We all embody all seven energies all the time, although many of us may feel particularly out of touch with one or more of them at any given moment. So, in addition to introducing and discussing these energies in depth, each chapter offers suggestions for how you can bring them into balance and apply them in your day-to-day life. My hope is that, when you understand your own soul energy through these seven archetypes, you will be able to find your own answers to life's challenges and questions.
The key, as you will discover here, is balance. Have you ever heard a choir sing? One person begins singing softly and beautifully, then another joins in, and then another. All of a sudden, the entire choir bursts into song and a harmonious, almost magical, sound emerges. That's how the seven energies of the soul work together in us when they are in balance. I hope this book will help you create that harmony on your own journey through life.
Chapter 1
Energy and Self-Realization
The two most important days in your life are the
day you are born and the day you find out why.
Mark Twain
Since the beginning of time, humans have sought out masters, oracles, and sages to find the meaning of life and answers to other deep questions. In ancient Greece, people walked hundreds of miles to the oracle at Delphi to be healed and to have their questions answered. In the time of the Buddha, groups of hundreds, sometimes thousands, of monks gathered to follow him across India, sitting and meditating, searching for answers to their deepest questionssearching for self-realization.
After forty-five years of traveling and teaching, as he was breathing his last breath, the Buddha told his followers: Don't look to me for your answers; look inside yourself I've given you the tools; now use them on yourself.

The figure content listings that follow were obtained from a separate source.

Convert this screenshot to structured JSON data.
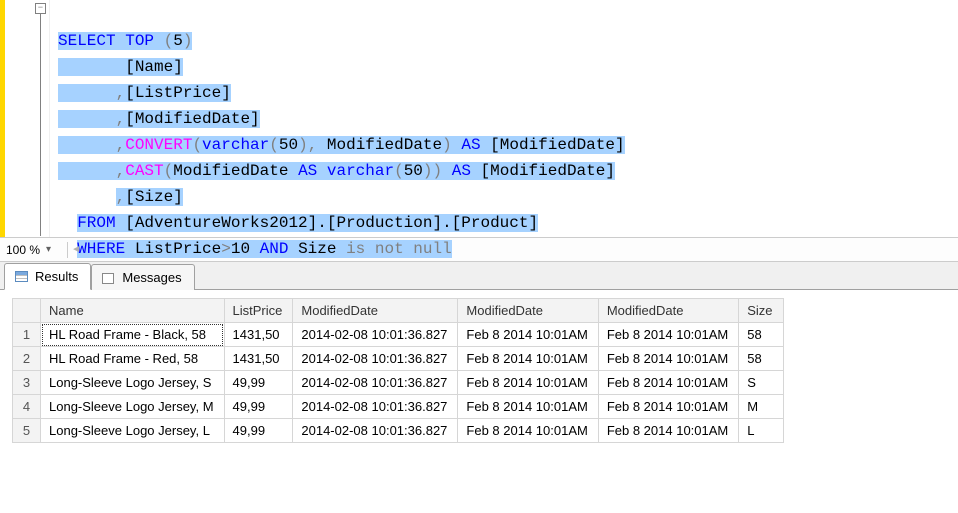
{
  "zoom": {
    "level": "100 %"
  },
  "sql": {
    "line1": {
      "kw_select": "SELECT",
      "kw_top": "TOP",
      "paren_open": "(",
      "top_n": "5",
      "paren_close": ")"
    },
    "line2": {
      "col": "[Name]"
    },
    "line3": {
      "comma": ",",
      "col": "[ListPrice]"
    },
    "line4": {
      "comma": ",",
      "col": "[ModifiedDate]"
    },
    "line5": {
      "comma": ",",
      "fn": "CONVERT",
      "paren_open": "(",
      "type_kw": "varchar",
      "type_open": "(",
      "type_len": "50",
      "type_close": ")",
      "arg_comma": ",",
      "arg": " ModifiedDate",
      "paren_close": ")",
      "kw_as": "AS",
      "alias": "[ModifiedDate]"
    },
    "line6": {
      "comma": ",",
      "fn": "CAST",
      "paren_open": "(",
      "arg": "ModifiedDate ",
      "kw_as": "AS",
      "type_kw": " varchar",
      "type_open": "(",
      "type_len": "50",
      "type_close": ")",
      "paren_close": ")",
      "kw_as2": "AS",
      "alias": "[ModifiedDate]"
    },
    "line7": {
      "comma": ",",
      "col": "[Size]"
    },
    "line8": {
      "kw_from": "FROM",
      "obj": "[AdventureWorks2012].[Production].[Product]"
    },
    "line9": {
      "kw_where": "WHERE",
      "expr1": " ListPrice",
      "op_gt": ">",
      "val": "10",
      "kw_and": "AND",
      "expr2": " Size ",
      "kw_isnotnull": "is not null"
    }
  },
  "tabs": {
    "results": "Results",
    "messages": "Messages"
  },
  "grid": {
    "columns": [
      "Name",
      "ListPrice",
      "ModifiedDate",
      "ModifiedDate",
      "ModifiedDate",
      "Size"
    ],
    "rows": [
      {
        "n": "1",
        "c": [
          "HL Road Frame - Black, 58",
          "1431,50",
          "2014-02-08 10:01:36.827",
          "Feb  8 2014 10:01AM",
          "Feb  8 2014 10:01AM",
          "58"
        ]
      },
      {
        "n": "2",
        "c": [
          "HL Road Frame - Red, 58",
          "1431,50",
          "2014-02-08 10:01:36.827",
          "Feb  8 2014 10:01AM",
          "Feb  8 2014 10:01AM",
          "58"
        ]
      },
      {
        "n": "3",
        "c": [
          "Long-Sleeve Logo Jersey, S",
          "49,99",
          "2014-02-08 10:01:36.827",
          "Feb  8 2014 10:01AM",
          "Feb  8 2014 10:01AM",
          "S"
        ]
      },
      {
        "n": "4",
        "c": [
          "Long-Sleeve Logo Jersey, M",
          "49,99",
          "2014-02-08 10:01:36.827",
          "Feb  8 2014 10:01AM",
          "Feb  8 2014 10:01AM",
          "M"
        ]
      },
      {
        "n": "5",
        "c": [
          "Long-Sleeve Logo Jersey, L",
          "49,99",
          "2014-02-08 10:01:36.827",
          "Feb  8 2014 10:01AM",
          "Feb  8 2014 10:01AM",
          "L"
        ]
      }
    ]
  },
  "fold_symbol": "−",
  "scroll_arrow": "◄"
}
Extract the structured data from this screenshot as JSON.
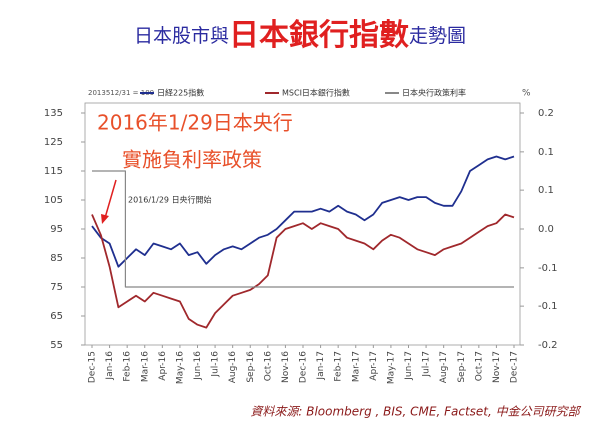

Some listened. But most built statues to their teacher and formed different religious sects around his teachings. Then they began praying to him for their answers. Over the centuries, the Buddha became an object of worship to millions. Sound familiar? You could say the same things about Jesus, and about many other spiritual teachers as well.
The story usually goes like this. These teachers experience great suffering and retreat into a forest or a cave or climb a mountain. There, through self-reflection, they discover profound truths deep within themselves, which they then share with others. After departing their bodies, they ascend to the heavens and watch as their disciples misinterpret their teachings, fight among themselves, and fall back on dogma and ideology, reducing their teachings to a poor reflection of their original insights.
I admit that I have been guilty of playing this game myself. When I first went to India, I walked around with pictures of all my favorite gurus tucked into my pocket like baseball cards. I traveled from ashram to ashram, from guru to guru, listening to anyone with a beard, always believing that I would find someone else holding the key to my own self-realization. Think of how you feel when you open your high school yearbook and get a bit red in the face when you see what a dork you were. That's how I feel sometimes when I think about how I used to idealize gurus.
I remember getting into a taxi in Thailand when I was at the beginning of my spiritual journey in my early twenties. The driver had one of those fat Buddha sculptures sitting on his dashboard. When I asked him about his connection to the Buddhist tradition, he rubbed the Buddha's belly and said: Buddha brings me money. So much for my naive fantasy that all Buddhists were devout sages only interested in enlightenment!